Canyons’ new TechConnect program bridges the technology gap
Apr 26, 2019 10:00AM
● By Julie Slama
Canyons new TechConnect program was unveiled at Hillcrest High, allocating 120 computers and hot spots for students who lack digital devices in their home to check out for their school work. (Photo courtesy of Canyons School District)
By Julie Slama | [email protected]
Hillcrest High School senior Sydney Larsen is looking forward to attending the University of Utah next fall, but she still has a few weeks left of assignments, some online, to complete before graduation.
“Most of my classes are a mix between paper and technology, but I can definitely say that I need the use of a computer for every class,” she said. “For example, in my AP stats class, we use Canvas almost daily to watch video lectures in order to keep up with the curriculum. I also use a computer to keep up with my grades and look at due dates for different Canvas assignments. In addition to this, many of my teachers use Remind to answer our questions and send out different notifications outside of class time.”
While Larsen has access to a digital device at her home, not all of her classmates do.
“Technology is being incorporated into education more and more every day. This makes not having access to a computer an increasingly detrimental factor in a student’s education because they aren’t able to do their school work on sites like Canvas at home,” she said. “Having a computer means being able to research your assignments wherever you are and having so many more resources to get the help you need. It’s a way to boost your education.”
This spring, Canyons Board of Education approved a plan proposed by Canyons School District Information Technology Director Scot McCombs to aid those students, more than 3,500, or 10 percent, who don’t have access to computing devices or the internet at home.
“In the rush to making sure our schools are equipped for the high-tech demands of a 21st-century education, we need to be careful about leaving some students behind,” McCombs said.

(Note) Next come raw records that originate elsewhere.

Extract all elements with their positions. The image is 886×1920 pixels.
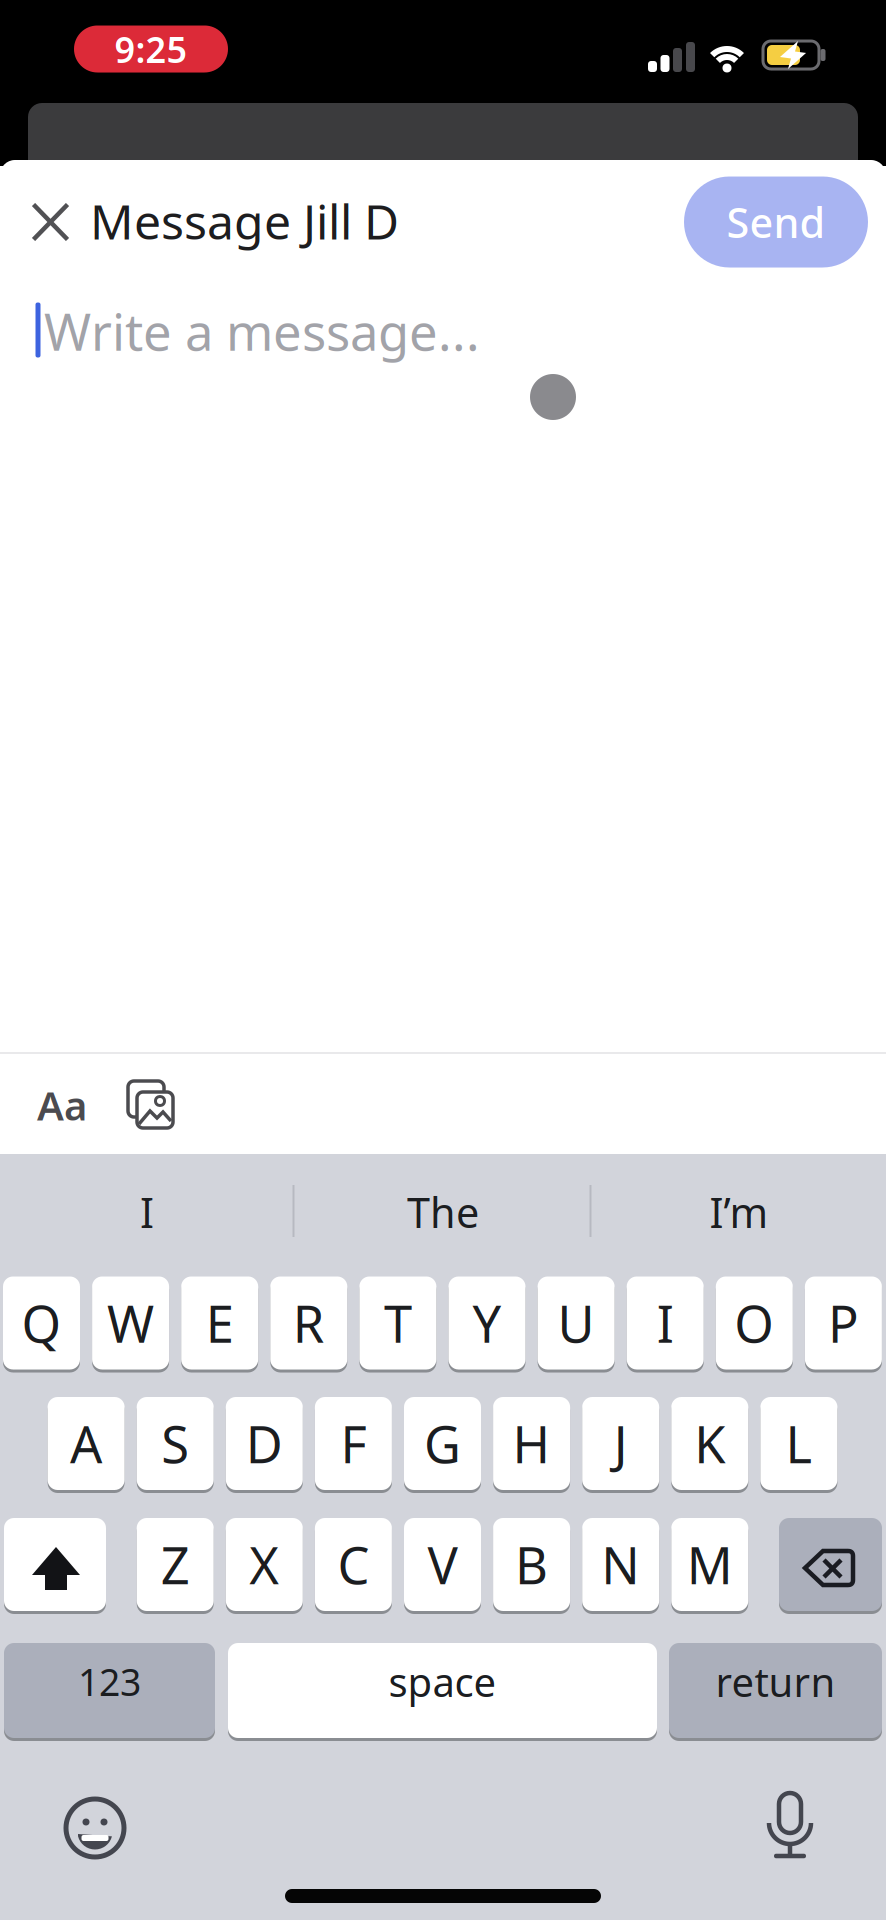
button[interactable]: A <box>48 1397 125 1490</box>
staticText: J <box>614 1410 628 1477</box>
button[interactable]: B <box>493 1518 570 1611</box>
staticText: T <box>384 1289 412 1357</box>
button[interactable] <box>62 1795 128 1861</box>
button[interactable]: 123 <box>4 1643 215 1738</box>
staticText: G <box>424 1410 461 1477</box>
staticText: Aa <box>37 1078 87 1132</box>
staticText: P <box>828 1289 859 1357</box>
button[interactable]: Aa <box>7 1073 117 1137</box>
staticText: Send <box>726 195 826 250</box>
button[interactable]: K <box>671 1397 748 1490</box>
staticText: return <box>716 1655 836 1708</box>
staticText: I <box>140 1185 154 1240</box>
button[interactable]: J <box>582 1397 659 1490</box>
staticText: I’m <box>710 1185 768 1240</box>
button[interactable]: R <box>270 1276 347 1370</box>
button[interactable]: Send <box>684 176 868 268</box>
staticText: M <box>687 1531 733 1598</box>
staticText: S <box>161 1410 189 1477</box>
button[interactable] <box>124 1078 180 1134</box>
staticText: N <box>601 1531 640 1598</box>
staticText: Write a message... <box>44 297 480 365</box>
button[interactable]: I <box>627 1276 704 1370</box>
button[interactable]: The <box>303 1162 583 1262</box>
button[interactable]: M <box>671 1518 748 1611</box>
staticText: Z <box>161 1531 190 1598</box>
button[interactable]: V <box>404 1518 481 1611</box>
button[interactable]: D <box>226 1397 303 1490</box>
button[interactable] <box>28 200 72 244</box>
staticText: R <box>293 1289 325 1357</box>
staticText: Y <box>472 1289 502 1357</box>
button[interactable]: N <box>582 1518 659 1611</box>
button[interactable]: S <box>137 1397 214 1490</box>
staticText: V <box>428 1531 458 1598</box>
button[interactable]: space <box>228 1643 657 1738</box>
staticText: O <box>734 1289 774 1357</box>
staticText: C <box>337 1531 369 1598</box>
button[interactable]: Write a message... <box>30 293 856 367</box>
button[interactable]: F <box>315 1397 392 1490</box>
staticText: K <box>694 1410 725 1477</box>
staticText: H <box>513 1410 551 1477</box>
button[interactable] <box>4 1518 106 1611</box>
button[interactable]: return <box>669 1643 882 1738</box>
button[interactable]: P <box>805 1276 882 1370</box>
button[interactable]: W <box>92 1276 169 1370</box>
button[interactable]: U <box>538 1276 615 1370</box>
button[interactable] <box>762 1790 818 1862</box>
button[interactable]: I’m <box>599 1162 879 1262</box>
staticText: W <box>107 1289 154 1357</box>
staticText: U <box>558 1289 595 1357</box>
button[interactable]: T <box>359 1276 436 1370</box>
staticText: The <box>407 1185 479 1240</box>
staticText: space <box>388 1655 496 1708</box>
staticText: A <box>70 1410 102 1477</box>
staticText: E <box>206 1289 234 1357</box>
staticText: D <box>246 1410 283 1477</box>
button[interactable]: O <box>716 1276 793 1370</box>
staticText: X <box>249 1531 279 1598</box>
button[interactable]: X <box>226 1518 303 1611</box>
button[interactable]: I <box>7 1162 287 1262</box>
staticText: B <box>515 1531 548 1598</box>
button[interactable]: H <box>493 1397 570 1490</box>
staticText: F <box>340 1410 366 1477</box>
button[interactable]: Y <box>448 1276 526 1370</box>
staticText: I <box>657 1289 674 1357</box>
staticText: Q <box>22 1289 62 1357</box>
staticText: 9:25 <box>114 25 188 73</box>
button[interactable]: Z <box>137 1518 214 1611</box>
staticText: Message Jill D <box>90 189 399 253</box>
button[interactable]: G <box>404 1397 481 1490</box>
staticText: 123 <box>78 1657 141 1706</box>
button[interactable] <box>779 1518 882 1611</box>
staticText: L <box>785 1410 812 1477</box>
button[interactable]: E <box>181 1276 258 1370</box>
button[interactable]: C <box>315 1518 392 1611</box>
button[interactable]: Q <box>3 1276 80 1370</box>
button[interactable]: L <box>760 1397 837 1490</box>
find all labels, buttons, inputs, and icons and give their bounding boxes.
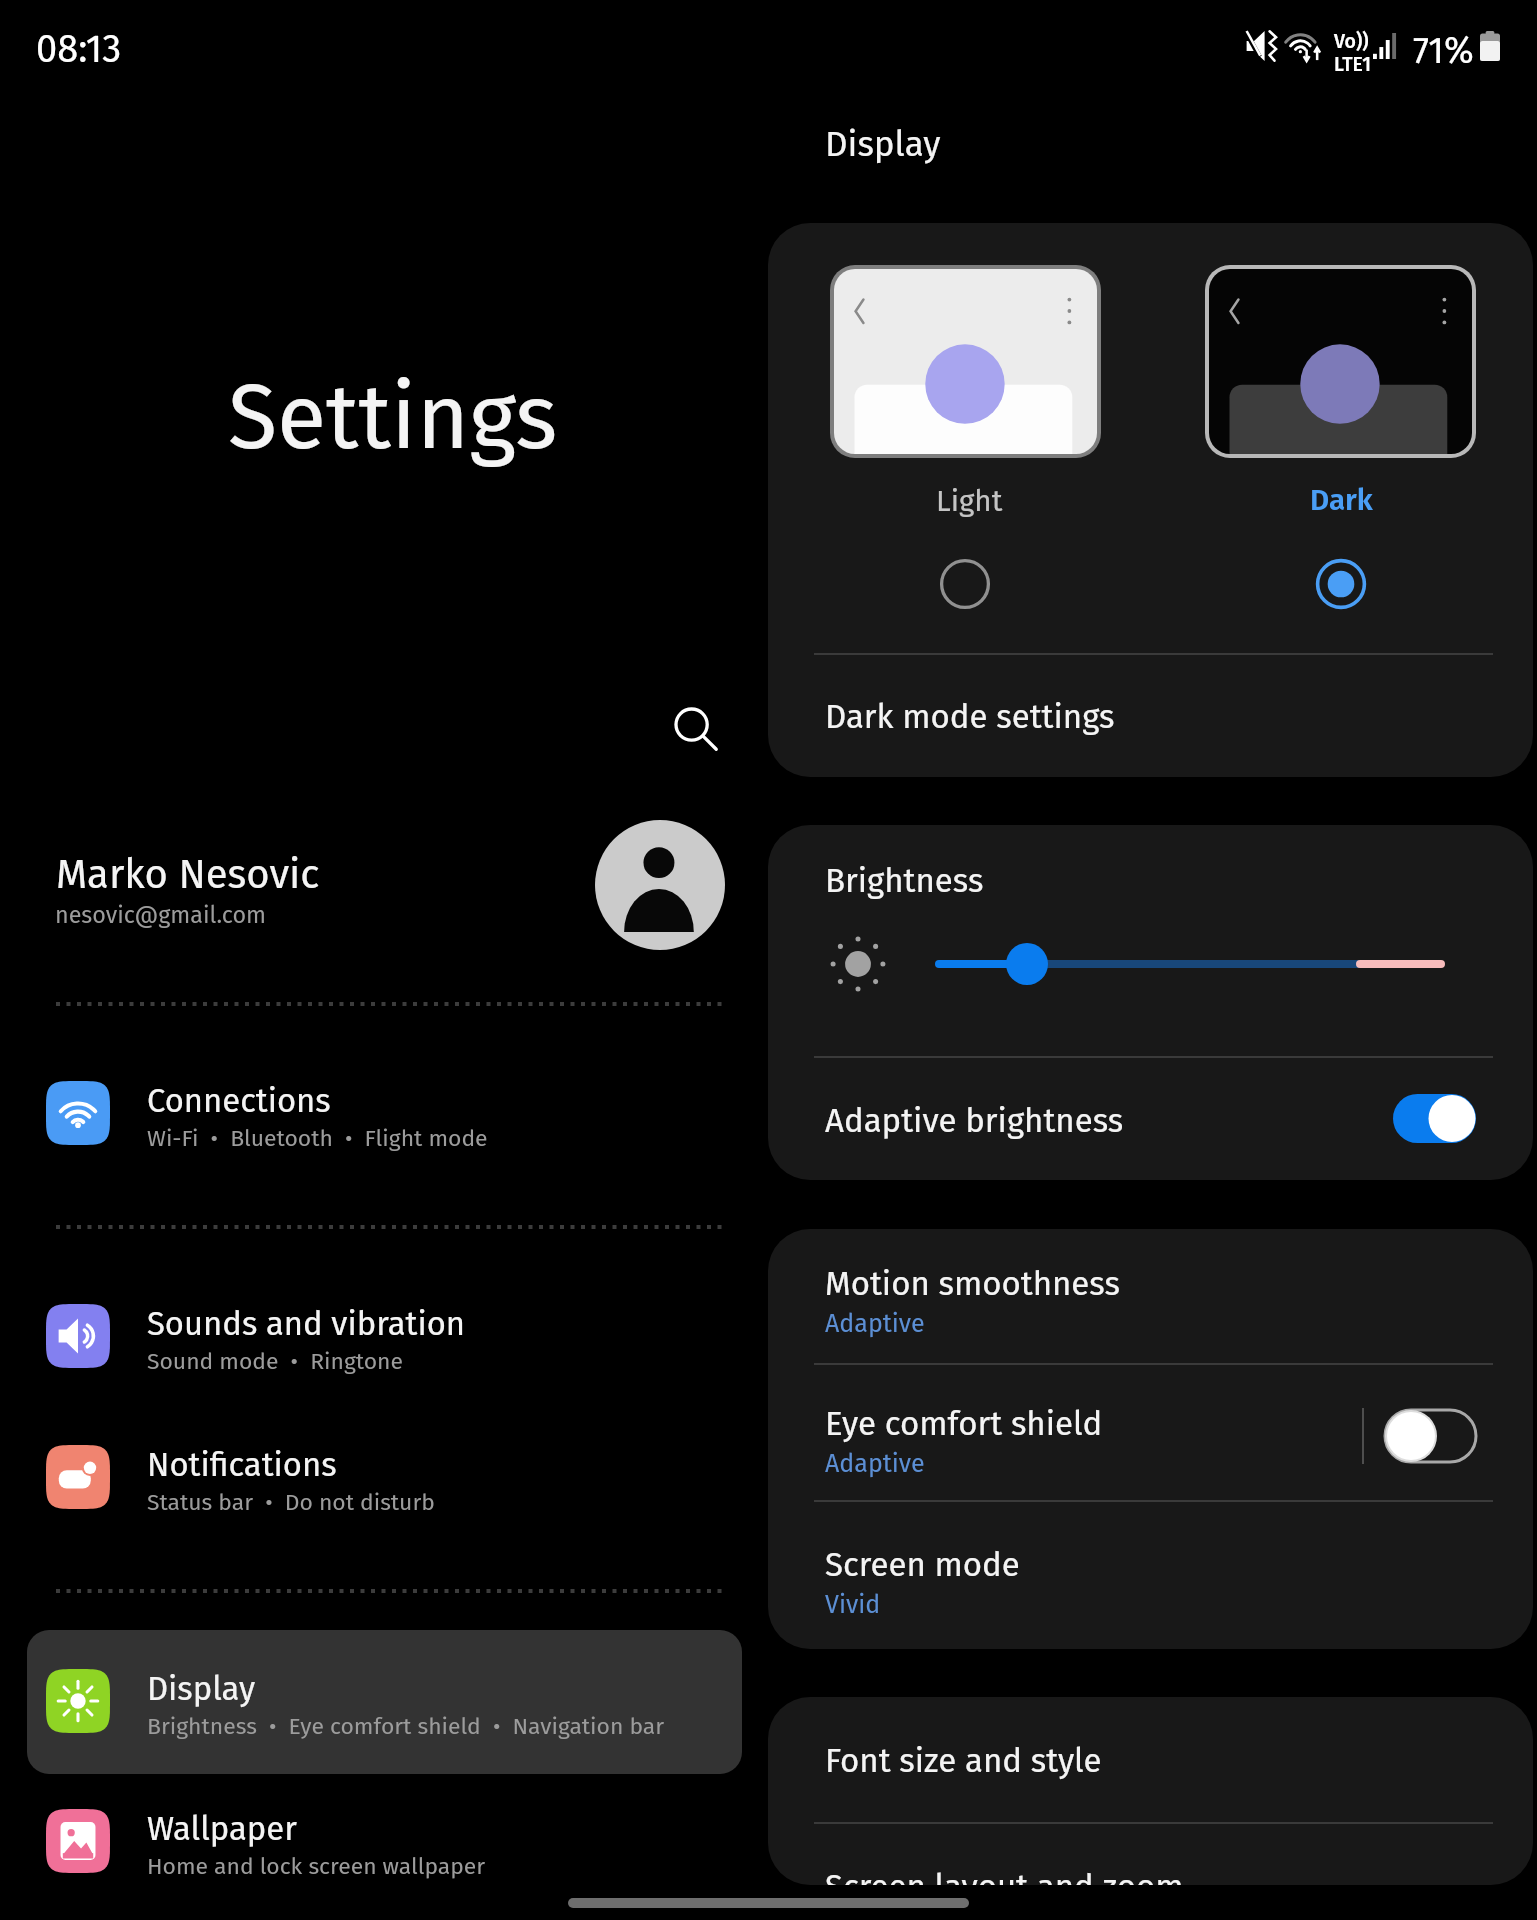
- staticText: Status bar • Do not disturb: [147, 1489, 435, 1516]
- button[interactable]: [30, 1632, 740, 1772]
- staticText: Connections: [147, 1081, 331, 1120]
- button[interactable]: [790, 1840, 1511, 1885]
- button[interactable]: [790, 1076, 1511, 1166]
- staticText: Display: [147, 1669, 256, 1708]
- staticText: Home and lock screen wallpaper: [147, 1853, 486, 1880]
- staticText: Wi-Fi • Bluetooth • Flight mode: [147, 1125, 488, 1152]
- staticText: LTE1: [1334, 53, 1372, 76]
- button[interactable]: [30, 1044, 740, 1184]
- button[interactable]: [1205, 265, 1476, 458]
- button[interactable]: [790, 1255, 1511, 1355]
- button[interactable]: [30, 1772, 740, 1912]
- staticText: Vo)): [1334, 30, 1369, 53]
- button[interactable]: Selected: [1305, 548, 1377, 620]
- staticText: Adaptive brightness: [825, 1101, 1124, 1141]
- button[interactable]: Eye comfort shield off: [1373, 1398, 1488, 1474]
- staticText: Eye comfort shield: [825, 1404, 1103, 1444]
- button[interactable]: [790, 1525, 1511, 1625]
- staticText: nesovic@gmail.com: [55, 901, 267, 929]
- button[interactable]: Not selected: [929, 548, 1001, 620]
- button[interactable]: Marko Nesovic: [30, 820, 740, 955]
- button[interactable]: [27, 1630, 742, 1774]
- staticText: Sound mode • Ringtone: [147, 1348, 403, 1375]
- staticText: Wallpaper: [147, 1809, 297, 1848]
- button[interactable]: [790, 1385, 1511, 1489]
- staticText: Settings: [228, 364, 558, 472]
- button[interactable]: Adaptive brightness on: [1381, 1082, 1488, 1155]
- staticText: Screen mode: [825, 1545, 1020, 1585]
- staticText: Dark mode settings: [825, 697, 1115, 737]
- staticText: Adaptive: [825, 1309, 925, 1339]
- staticText: Adaptive: [825, 1449, 925, 1479]
- staticText: Vivid: [825, 1590, 881, 1620]
- staticText: Brightness • Eye comfort shield • Naviga…: [147, 1713, 665, 1740]
- staticText: Screen layout and zoom: [825, 1867, 1184, 1885]
- staticText: 08:13: [36, 26, 122, 72]
- staticText: Notifications: [147, 1445, 337, 1484]
- staticText: Display: [825, 123, 941, 165]
- staticText: Light: [936, 483, 1003, 518]
- button[interactable]: [30, 1267, 740, 1407]
- button[interactable]: [790, 1717, 1511, 1813]
- staticText: Font size and style: [825, 1741, 1102, 1781]
- staticText: Brightness: [825, 861, 984, 901]
- button[interactable]: [790, 677, 1511, 767]
- staticText: Motion smoothness: [825, 1264, 1120, 1304]
- staticText: Dark: [1310, 482, 1373, 517]
- staticText: 71%: [1413, 29, 1474, 72]
- staticText: Sounds and vibration: [147, 1304, 465, 1343]
- button[interactable]: Search: [653, 686, 739, 772]
- button[interactable]: [30, 1408, 740, 1548]
- staticText: Marko Nesovic: [56, 851, 320, 899]
- button[interactable]: [830, 265, 1101, 458]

Through a T-Mobile Empower 2.0 grant, the new district program TechConnect is making Chromebooks available to these students. In April, starting with 120 devices at Hillcrest, students were able to check out the devices much the same way that libraries check out books, except for a more extended period of time. After Hillcrest, the Chromebooks will be available to the 400 other traditional high school students this spring.
“We’re rolling it out in order of need: Hillcrest, Jordan, Alta, Corner Canyon, Brighton — starting with high schools who tend to have more online homework and use,” he said.
Families who show a need to school administrators, similar to the school free and reduced lunch program, will sign a contract to participate in the program. Chromebooks will be limited to one per family, McCombs added.
The grant also will cover half the cost of making hotspots available to the students so they have internet access at home. Internet access will be filtered using the same technology used to limit browsing at the district’s schools. The remainder of the costs may also be partially covered through Utah’s Digital Teaching and Learning Grant.
Both T-Mobile and Canyons will pay about $125,000 per year for the device and internet access for these students, McCombs said.
“I see a great return and difference in these students’ lives and in the lives of their families. Technology is ubiquitous. It’s how we access knowledge, connect with one another and make daily decisions, from crunching spreadsheets at work to finding a doctor or ordering pizza for delivery. I take it for granted that I can access the Library of Congress on my phone, but some of our students don’t have that ability. Without internet access, how can we begin to address other technological inequities?” he said.
Results of a survey of Canyons District families conducted by McCombs last fall revealed that the reason students who don’t have access is largely due to the unaffordability of devices and Wi-Fi.
Hillcrest senior Ediann Cruz said she is aware of classmates who don’t have access.
“(Some) come from different countries so it’s hard for them to find high-paying jobs to buy a laptop for school,” she said.
McCombs said he anticipates seeing students’ lives greatly improve with having a computer and internet at home.
“If students don’t have access to a computer or the internet from home, it’s harder for them to complete assignments and keep up with homework. I don’t see how students can graduate high school if they don’t have access to a computer. I think with this program, we will improve graduation rates. I foresee a vast improvement in lives of our students and their families who now will have access,” he said.
The program already has been piloted with 15 Crescent Elementary special education students and English language learners who had no internet access at home. The results showed having the devices at home helped boost their performance at school, McCombs said.
In November when they received the Chromebooks, none of these students were on track to meet grade-level standards of learning by June. Now, 13 are on track to meet or exceed the standards, he said.
McCombs said after working on this push for the past seven years, he wanted to introduce the program to bring equality across the district. Having three adopted children, he knows that living in a different environment would have resulted in different lives for them.
“I want everyone to be treated respectfully and with equity and every child should have that same level playing field,” he said. “We talk about how the printing press changed history and democratized how people access knowledge. Today, the internet is how we access information, and to deny some students that access is just wrong.”